Now that we have gleaned some meaning from verses 29-32, we are becoming confident, probably too confident, in our interpretive abilities. We only have one more verse to go (v 33) before some light dawns, because in verses 34-37 we have Elihu’s relatively straightforward summary of what others say about Job. But the link between Elihu’s summary of Job’s own case and his summary of what others say about him is in the impenetrable verse 33.  We have, literally:


    “Shall not from with you he requite? For you have rejected/waste away (maas),

    because you have chosen (bachar) and not I?  And what you know, speak.”


If we look at the first part of verse 33 as Elihu’s continuing reflection on his summary of Job’s case in verses 31-32, we may see a glimmer of interpretive light. The first seven English words would be Elihu’s responding to his summary of Job’s case—where he says that God will, nevertheless, requite you/judge you. The impossible little word “from with you” may suggest that ‘whatever you do/whichever way you go, from or to or with or by, you are judged.’ It would be emphasizing the inescapability of the divine requital of Job.


But then, I see the next two verbs (maas, bachar) as expressing a separate thought.

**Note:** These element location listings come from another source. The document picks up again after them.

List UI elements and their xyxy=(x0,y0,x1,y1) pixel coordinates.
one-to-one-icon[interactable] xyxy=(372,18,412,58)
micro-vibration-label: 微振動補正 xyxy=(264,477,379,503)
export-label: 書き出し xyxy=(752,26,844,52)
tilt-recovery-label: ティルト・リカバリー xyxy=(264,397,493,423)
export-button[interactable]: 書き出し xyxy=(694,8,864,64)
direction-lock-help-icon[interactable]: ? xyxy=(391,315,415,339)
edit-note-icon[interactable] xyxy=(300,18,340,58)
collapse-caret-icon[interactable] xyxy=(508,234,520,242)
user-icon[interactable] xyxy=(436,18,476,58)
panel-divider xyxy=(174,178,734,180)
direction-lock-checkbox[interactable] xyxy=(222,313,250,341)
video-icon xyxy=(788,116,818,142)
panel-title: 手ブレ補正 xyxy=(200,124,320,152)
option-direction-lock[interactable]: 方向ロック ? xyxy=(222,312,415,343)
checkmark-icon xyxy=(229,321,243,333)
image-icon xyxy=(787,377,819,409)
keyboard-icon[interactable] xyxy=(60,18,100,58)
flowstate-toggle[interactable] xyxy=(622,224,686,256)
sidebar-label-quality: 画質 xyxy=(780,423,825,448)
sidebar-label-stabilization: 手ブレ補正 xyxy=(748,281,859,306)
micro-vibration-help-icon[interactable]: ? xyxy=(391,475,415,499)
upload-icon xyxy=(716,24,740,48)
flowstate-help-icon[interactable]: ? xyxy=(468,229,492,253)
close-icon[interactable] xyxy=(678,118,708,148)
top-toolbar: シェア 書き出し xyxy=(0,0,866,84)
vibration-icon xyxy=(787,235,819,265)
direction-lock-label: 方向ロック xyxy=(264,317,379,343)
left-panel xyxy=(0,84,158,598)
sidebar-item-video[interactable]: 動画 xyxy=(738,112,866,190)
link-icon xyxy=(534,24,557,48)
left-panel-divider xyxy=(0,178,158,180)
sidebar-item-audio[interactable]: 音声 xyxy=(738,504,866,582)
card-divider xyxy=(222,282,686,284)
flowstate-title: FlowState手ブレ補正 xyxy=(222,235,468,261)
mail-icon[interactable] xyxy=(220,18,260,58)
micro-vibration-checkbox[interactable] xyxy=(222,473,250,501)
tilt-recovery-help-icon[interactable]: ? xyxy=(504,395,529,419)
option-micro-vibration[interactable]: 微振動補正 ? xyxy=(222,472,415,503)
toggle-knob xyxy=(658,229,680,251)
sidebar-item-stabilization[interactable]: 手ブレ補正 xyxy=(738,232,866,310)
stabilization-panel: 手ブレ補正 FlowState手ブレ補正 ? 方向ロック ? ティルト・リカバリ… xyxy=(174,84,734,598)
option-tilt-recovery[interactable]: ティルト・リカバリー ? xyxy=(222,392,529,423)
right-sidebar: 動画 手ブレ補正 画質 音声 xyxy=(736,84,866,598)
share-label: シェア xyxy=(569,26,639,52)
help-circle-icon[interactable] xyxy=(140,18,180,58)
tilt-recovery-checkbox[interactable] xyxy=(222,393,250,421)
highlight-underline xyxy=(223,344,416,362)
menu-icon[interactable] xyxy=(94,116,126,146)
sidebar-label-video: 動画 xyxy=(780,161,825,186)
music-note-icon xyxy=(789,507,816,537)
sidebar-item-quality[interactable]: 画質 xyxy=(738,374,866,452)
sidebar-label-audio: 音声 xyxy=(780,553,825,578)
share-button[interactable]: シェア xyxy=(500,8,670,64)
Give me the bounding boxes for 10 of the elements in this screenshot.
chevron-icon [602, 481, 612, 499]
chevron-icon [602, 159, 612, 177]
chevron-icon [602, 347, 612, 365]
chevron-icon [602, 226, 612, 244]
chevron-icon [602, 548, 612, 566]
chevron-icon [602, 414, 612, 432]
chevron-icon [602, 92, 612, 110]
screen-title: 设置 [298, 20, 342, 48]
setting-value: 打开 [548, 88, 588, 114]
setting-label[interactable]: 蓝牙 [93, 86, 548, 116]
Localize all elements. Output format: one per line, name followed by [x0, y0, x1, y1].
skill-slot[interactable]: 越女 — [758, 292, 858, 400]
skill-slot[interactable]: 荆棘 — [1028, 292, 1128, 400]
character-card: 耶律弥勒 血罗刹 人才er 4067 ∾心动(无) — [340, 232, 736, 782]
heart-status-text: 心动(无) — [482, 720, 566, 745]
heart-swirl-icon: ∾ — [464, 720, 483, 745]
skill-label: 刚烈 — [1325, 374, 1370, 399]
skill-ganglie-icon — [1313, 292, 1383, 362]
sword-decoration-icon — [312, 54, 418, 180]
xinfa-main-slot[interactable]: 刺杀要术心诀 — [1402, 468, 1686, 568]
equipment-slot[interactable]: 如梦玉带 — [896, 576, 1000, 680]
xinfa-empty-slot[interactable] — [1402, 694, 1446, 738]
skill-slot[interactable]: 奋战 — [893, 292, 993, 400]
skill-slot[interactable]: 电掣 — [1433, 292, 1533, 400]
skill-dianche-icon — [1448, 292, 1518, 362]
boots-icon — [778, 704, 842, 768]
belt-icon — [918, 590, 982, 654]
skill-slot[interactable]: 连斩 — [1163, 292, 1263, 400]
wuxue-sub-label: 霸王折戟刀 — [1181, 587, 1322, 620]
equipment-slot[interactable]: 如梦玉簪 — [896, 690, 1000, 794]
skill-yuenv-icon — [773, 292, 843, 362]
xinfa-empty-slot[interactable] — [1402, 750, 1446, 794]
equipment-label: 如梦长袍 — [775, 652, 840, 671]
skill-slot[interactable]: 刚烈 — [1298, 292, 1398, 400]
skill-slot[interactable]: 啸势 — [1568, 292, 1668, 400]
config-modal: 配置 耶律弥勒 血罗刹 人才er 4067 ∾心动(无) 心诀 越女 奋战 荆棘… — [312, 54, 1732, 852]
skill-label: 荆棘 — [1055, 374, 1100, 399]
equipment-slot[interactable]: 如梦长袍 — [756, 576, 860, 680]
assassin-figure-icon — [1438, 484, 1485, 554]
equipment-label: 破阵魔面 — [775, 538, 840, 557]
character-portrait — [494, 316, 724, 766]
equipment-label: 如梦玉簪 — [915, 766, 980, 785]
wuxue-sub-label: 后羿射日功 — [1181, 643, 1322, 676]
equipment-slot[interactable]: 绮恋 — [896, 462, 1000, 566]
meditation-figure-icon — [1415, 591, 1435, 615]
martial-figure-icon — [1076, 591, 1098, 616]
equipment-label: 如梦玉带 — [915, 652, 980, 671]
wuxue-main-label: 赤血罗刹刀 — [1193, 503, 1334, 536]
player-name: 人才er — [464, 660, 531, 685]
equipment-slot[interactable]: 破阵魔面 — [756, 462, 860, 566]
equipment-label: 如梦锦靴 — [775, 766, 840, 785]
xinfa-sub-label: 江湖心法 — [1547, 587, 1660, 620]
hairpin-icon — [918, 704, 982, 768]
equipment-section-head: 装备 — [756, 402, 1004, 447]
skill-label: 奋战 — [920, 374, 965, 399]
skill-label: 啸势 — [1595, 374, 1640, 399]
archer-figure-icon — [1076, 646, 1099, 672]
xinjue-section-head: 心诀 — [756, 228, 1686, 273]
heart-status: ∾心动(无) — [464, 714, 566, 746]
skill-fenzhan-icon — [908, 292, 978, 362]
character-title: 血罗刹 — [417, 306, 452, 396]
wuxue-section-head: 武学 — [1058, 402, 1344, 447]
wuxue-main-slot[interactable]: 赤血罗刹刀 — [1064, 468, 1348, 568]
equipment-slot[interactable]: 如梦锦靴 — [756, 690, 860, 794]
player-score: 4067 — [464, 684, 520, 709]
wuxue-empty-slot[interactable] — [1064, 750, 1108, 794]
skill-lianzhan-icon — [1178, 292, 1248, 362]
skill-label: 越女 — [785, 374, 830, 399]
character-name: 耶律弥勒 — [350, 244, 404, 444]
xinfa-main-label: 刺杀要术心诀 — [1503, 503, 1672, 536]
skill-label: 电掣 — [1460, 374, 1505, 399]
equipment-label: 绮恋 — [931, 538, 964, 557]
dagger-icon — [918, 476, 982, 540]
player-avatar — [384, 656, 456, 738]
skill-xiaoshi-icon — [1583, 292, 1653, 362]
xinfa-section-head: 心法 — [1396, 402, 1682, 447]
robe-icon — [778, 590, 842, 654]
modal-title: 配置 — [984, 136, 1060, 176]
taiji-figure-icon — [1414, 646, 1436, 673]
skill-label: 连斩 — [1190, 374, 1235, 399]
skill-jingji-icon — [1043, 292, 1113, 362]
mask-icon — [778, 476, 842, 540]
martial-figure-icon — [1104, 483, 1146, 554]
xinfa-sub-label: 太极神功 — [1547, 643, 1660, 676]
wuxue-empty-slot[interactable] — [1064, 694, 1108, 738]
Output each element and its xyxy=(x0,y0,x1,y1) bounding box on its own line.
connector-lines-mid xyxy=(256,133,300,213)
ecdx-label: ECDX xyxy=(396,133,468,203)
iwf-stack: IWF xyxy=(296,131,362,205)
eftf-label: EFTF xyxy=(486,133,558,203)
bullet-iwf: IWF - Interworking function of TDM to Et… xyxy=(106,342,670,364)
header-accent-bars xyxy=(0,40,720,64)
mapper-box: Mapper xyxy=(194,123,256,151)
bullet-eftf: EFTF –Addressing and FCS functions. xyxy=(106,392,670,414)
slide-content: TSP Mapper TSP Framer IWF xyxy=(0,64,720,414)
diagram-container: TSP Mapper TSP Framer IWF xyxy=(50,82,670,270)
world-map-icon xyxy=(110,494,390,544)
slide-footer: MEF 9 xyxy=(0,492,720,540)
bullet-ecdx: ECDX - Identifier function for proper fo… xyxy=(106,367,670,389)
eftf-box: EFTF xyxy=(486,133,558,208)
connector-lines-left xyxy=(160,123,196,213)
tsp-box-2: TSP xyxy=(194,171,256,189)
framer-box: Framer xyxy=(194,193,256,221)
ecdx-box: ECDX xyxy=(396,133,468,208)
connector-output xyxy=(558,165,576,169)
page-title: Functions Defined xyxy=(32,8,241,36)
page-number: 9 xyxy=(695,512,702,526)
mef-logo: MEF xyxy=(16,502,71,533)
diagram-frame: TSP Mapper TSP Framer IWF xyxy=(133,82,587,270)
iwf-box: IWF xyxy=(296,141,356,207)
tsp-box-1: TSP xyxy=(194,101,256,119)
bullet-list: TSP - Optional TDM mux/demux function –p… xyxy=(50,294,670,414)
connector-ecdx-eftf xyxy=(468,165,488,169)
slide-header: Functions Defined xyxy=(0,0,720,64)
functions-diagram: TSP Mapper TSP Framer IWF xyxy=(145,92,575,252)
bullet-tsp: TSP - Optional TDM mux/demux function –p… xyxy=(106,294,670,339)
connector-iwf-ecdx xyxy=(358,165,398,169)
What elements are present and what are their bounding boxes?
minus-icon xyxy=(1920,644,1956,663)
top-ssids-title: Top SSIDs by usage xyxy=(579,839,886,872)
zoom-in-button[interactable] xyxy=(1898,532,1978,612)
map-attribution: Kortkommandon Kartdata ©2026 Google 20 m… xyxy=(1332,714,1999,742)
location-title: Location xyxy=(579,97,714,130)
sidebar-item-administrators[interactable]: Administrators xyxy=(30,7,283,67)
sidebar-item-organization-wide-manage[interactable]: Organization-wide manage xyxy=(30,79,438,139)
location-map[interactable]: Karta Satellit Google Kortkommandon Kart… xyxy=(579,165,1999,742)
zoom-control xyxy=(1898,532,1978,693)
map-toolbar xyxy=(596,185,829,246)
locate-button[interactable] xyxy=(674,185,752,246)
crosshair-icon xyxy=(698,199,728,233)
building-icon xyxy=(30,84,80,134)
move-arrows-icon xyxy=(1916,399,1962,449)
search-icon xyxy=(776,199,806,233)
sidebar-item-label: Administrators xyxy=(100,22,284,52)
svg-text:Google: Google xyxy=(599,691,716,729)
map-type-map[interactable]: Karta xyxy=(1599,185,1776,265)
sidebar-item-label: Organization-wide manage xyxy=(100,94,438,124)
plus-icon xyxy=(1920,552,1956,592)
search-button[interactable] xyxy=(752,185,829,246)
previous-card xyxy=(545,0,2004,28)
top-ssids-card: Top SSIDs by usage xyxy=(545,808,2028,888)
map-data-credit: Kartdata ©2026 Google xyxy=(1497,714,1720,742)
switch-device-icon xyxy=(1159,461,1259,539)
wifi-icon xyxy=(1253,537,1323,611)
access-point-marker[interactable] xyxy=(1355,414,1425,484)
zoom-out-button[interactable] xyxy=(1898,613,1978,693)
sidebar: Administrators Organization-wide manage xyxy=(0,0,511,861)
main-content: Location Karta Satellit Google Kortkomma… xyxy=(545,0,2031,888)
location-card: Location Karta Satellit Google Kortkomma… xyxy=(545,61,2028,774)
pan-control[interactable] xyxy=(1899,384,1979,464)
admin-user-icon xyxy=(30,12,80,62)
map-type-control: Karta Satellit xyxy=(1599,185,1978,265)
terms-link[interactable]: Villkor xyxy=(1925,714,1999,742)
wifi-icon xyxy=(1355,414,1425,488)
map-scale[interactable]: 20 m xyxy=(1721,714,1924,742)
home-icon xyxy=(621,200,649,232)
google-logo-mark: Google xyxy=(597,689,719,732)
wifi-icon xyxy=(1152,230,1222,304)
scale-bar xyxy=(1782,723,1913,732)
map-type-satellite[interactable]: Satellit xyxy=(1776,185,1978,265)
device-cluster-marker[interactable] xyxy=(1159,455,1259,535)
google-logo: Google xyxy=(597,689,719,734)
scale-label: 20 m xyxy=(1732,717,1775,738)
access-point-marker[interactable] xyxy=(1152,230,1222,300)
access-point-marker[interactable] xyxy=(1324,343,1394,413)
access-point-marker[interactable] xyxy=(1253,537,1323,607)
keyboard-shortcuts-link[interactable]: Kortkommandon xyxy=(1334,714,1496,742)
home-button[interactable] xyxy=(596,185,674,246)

In many instances the verb maas is translated as “reject” or “loath” or “despise,” but in those instances it invariably is followed by an object. There is no object here. In the two instances we have already seen in Job where maas appears without an object (Job  7:5, 16), it is best rendered “fade” or “waste away.” The same verb will appear in Job 42:7, one of the most crucial passages of the book, also without an object.  

So, if we keep the “fade/waste away” meaning, we might have Elihu saying to Job, ‘For you are wasting away, and you have chosen (it/this course), and not I.”  Elihu then would be summarizing Job’s complaint in somewhat obscure words in verses 31-32, then saying that God, nevertheless, would judge Job (v 33a), even though Job is wasting away/fading away. After all, it is the path Job has chosen. Elihu had nothing to do with Job’s choice.  


If we read it this way, the final words of verse 33 make some sense. Elihu would be urging Job to respond to what he has said. He has already asked Job to respond at the end of his previous speech (33:32); he would be asking him to do so again. But this time it would be an invitation for Job to speak after Elihu has said that God would requite him.